John Turturro è Jesus Quintana nell'iconica scena al bowling


Un roster di grandi nomi e grandi attori cui si aggiungono Julian Moore nei panni di

un'artista eccentrica, il compianto Philip Seymour Hoffman, Lo straniero Sam Elliott e il

"vero" Lebowski David Huddelston, senza contare i molti comprimari. Ma cos'ha di così speciale il personaggio del Drugo? Con indosso il suo maglione trasandato, il personaggio di Bridges è l'emblema del menefreghismo, di una società sprofondata nella comodità del divano, intento solo a sballarsi e giocare a bowling.


I fratelli Coen affidano alla persona più improbabile il compito di districarsi in un mondo grottesco dove quello più normale di tutti è forse proprio il nostro bevitore incallito di white russian, tirato fuori senza possibilità di obiettare dalla sua comodità. Un film costruito sugli aneddoti e le storie strampalate degli amici che per qualche motivo rendono credibile la follia che si dipana sullo schermo, forte di una sceneggiatura perfetta nel suo essere strabordante.

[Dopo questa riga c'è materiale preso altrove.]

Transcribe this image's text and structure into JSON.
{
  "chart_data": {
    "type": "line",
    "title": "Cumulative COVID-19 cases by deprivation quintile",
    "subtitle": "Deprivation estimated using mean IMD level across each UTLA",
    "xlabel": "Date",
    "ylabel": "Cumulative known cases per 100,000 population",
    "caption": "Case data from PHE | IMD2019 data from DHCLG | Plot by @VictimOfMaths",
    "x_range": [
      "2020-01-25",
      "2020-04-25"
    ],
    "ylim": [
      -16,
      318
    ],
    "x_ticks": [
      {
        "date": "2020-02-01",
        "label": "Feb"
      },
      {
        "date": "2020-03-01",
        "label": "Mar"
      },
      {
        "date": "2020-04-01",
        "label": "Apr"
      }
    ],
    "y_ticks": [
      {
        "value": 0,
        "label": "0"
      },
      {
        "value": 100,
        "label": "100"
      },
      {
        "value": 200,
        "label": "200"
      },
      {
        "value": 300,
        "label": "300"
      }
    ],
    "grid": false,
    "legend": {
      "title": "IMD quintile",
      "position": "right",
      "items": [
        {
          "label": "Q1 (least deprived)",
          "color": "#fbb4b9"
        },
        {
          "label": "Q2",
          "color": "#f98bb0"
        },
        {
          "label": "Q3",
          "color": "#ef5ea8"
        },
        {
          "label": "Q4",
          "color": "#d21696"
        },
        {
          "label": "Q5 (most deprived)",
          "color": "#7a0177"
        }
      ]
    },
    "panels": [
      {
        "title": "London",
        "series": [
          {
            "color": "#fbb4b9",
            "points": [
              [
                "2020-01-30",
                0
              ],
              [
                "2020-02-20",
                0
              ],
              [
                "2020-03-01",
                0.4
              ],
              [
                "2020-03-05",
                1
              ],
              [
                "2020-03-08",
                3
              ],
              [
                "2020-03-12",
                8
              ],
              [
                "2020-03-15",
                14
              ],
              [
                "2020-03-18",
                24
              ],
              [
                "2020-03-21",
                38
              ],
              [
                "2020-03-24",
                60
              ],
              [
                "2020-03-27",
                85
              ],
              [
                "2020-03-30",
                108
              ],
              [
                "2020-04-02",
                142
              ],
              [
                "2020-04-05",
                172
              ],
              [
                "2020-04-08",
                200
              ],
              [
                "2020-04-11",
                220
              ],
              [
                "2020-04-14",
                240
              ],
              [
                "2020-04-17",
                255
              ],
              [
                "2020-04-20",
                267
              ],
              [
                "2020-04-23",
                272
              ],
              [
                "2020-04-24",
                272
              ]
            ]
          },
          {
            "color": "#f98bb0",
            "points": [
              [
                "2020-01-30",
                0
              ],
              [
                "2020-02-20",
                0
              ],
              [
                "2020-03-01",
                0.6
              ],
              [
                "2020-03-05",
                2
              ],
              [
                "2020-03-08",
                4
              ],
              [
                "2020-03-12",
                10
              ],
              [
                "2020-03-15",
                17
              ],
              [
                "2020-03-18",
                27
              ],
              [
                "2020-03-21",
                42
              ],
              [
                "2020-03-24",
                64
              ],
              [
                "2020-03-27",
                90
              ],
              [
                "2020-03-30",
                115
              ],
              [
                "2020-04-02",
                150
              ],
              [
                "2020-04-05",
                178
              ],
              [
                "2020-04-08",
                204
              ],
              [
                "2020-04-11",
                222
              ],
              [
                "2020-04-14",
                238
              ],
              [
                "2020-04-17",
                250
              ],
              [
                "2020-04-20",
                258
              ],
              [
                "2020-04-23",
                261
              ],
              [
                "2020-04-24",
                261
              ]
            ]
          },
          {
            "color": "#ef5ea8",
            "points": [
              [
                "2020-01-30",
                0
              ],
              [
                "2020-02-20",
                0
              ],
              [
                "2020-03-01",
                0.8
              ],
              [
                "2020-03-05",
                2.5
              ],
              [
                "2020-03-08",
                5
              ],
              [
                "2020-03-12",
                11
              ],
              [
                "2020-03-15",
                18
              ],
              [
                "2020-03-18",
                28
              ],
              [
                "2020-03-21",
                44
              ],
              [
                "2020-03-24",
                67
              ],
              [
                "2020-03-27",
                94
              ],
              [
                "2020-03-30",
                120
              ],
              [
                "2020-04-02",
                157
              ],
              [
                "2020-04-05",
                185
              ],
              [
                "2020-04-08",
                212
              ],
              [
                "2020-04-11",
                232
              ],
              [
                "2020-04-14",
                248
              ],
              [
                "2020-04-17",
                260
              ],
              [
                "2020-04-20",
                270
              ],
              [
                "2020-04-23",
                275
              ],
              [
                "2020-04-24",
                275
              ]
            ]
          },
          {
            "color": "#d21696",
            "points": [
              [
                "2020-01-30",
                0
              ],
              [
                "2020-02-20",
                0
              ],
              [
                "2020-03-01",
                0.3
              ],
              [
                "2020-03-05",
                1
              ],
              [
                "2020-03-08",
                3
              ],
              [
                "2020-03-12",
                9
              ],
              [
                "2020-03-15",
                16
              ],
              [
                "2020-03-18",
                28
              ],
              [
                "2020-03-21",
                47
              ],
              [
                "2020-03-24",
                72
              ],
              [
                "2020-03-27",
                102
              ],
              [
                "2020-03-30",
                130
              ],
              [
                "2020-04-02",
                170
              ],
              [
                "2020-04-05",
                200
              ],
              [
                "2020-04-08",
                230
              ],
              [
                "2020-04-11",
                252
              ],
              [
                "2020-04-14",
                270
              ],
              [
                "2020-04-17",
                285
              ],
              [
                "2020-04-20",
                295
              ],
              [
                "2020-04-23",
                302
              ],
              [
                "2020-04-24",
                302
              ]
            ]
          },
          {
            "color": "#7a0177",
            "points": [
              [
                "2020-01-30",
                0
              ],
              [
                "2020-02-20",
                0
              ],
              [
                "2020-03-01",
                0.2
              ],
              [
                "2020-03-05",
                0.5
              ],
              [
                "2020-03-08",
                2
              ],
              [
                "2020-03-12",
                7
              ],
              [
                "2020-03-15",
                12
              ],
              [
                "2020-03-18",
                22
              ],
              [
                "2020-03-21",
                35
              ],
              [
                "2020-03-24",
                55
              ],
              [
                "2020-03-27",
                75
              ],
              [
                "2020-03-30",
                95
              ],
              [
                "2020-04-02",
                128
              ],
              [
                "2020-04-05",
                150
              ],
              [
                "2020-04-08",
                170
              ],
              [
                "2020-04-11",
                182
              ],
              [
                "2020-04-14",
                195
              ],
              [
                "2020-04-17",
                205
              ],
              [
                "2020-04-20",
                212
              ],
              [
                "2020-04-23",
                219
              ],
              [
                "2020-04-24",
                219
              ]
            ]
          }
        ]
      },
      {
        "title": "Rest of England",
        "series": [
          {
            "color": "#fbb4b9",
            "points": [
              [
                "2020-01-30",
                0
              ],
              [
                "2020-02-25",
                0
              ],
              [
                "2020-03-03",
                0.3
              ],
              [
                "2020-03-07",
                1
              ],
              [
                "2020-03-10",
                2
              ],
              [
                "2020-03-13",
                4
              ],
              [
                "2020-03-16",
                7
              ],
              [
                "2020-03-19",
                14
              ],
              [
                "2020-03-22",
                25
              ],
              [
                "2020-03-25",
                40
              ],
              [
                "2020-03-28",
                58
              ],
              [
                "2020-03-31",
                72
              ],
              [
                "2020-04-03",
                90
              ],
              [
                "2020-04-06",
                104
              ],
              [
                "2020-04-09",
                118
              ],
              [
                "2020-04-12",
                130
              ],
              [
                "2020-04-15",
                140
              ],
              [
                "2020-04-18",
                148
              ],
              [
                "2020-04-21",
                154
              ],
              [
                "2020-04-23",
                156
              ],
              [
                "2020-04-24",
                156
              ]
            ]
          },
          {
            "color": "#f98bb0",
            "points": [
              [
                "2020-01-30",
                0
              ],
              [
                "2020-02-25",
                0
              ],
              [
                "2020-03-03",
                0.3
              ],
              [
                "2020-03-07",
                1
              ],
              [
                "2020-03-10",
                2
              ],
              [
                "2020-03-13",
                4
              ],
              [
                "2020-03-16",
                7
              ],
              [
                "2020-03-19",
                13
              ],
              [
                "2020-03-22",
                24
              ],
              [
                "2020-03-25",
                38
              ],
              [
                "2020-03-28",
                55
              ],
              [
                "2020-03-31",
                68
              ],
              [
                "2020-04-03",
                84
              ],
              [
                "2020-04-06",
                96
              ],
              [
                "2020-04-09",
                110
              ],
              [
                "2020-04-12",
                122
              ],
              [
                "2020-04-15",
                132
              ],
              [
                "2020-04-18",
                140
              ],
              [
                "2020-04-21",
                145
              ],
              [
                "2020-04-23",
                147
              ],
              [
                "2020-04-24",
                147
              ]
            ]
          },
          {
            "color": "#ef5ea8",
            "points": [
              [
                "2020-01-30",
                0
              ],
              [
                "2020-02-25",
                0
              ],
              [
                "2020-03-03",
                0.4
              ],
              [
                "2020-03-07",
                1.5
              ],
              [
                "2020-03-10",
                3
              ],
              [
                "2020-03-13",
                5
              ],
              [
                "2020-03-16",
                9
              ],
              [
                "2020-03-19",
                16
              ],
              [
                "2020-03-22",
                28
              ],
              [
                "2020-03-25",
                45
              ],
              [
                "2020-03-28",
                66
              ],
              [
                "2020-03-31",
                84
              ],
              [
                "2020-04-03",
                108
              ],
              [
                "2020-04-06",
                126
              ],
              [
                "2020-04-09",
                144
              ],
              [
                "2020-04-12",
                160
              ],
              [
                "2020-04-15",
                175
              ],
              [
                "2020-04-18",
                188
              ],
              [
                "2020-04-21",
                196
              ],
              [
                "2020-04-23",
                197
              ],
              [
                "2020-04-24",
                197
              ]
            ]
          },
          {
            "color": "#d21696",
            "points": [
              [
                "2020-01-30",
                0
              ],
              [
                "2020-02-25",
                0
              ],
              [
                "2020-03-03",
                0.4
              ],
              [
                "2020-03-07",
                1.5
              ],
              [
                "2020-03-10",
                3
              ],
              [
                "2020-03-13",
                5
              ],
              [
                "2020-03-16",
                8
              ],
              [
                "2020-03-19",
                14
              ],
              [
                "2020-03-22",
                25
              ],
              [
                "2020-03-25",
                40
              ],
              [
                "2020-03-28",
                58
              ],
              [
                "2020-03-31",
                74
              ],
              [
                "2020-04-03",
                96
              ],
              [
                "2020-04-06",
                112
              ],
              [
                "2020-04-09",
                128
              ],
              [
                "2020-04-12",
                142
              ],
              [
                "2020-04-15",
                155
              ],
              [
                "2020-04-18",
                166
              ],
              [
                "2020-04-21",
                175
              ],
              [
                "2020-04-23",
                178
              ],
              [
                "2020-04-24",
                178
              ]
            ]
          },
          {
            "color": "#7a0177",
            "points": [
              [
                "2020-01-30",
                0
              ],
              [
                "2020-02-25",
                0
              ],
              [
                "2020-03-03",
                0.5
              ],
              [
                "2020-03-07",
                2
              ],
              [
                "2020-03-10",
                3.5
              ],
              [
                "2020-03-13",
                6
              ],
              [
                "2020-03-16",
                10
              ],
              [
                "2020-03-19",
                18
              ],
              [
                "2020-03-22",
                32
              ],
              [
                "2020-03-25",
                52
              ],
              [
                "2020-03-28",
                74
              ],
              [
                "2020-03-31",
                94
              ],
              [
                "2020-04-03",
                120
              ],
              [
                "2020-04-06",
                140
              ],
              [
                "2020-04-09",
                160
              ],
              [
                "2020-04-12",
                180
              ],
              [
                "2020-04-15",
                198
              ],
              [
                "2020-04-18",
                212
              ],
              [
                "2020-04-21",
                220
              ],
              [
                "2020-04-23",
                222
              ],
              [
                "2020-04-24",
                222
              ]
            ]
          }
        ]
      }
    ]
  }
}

Il grande Lebowski è una carrellata infinita di scene memorabili e citazioni scalfite nella nostra memoria, è una sfilata di costumi pronti da sfoggiare nelle occasioni appropriate. Tutto questo rende quel miscuglio di generi l’espressione del concetto di cult, in cui quei fenomeni dei Coen spingono al massimo il loro cinema irriverente e spietato.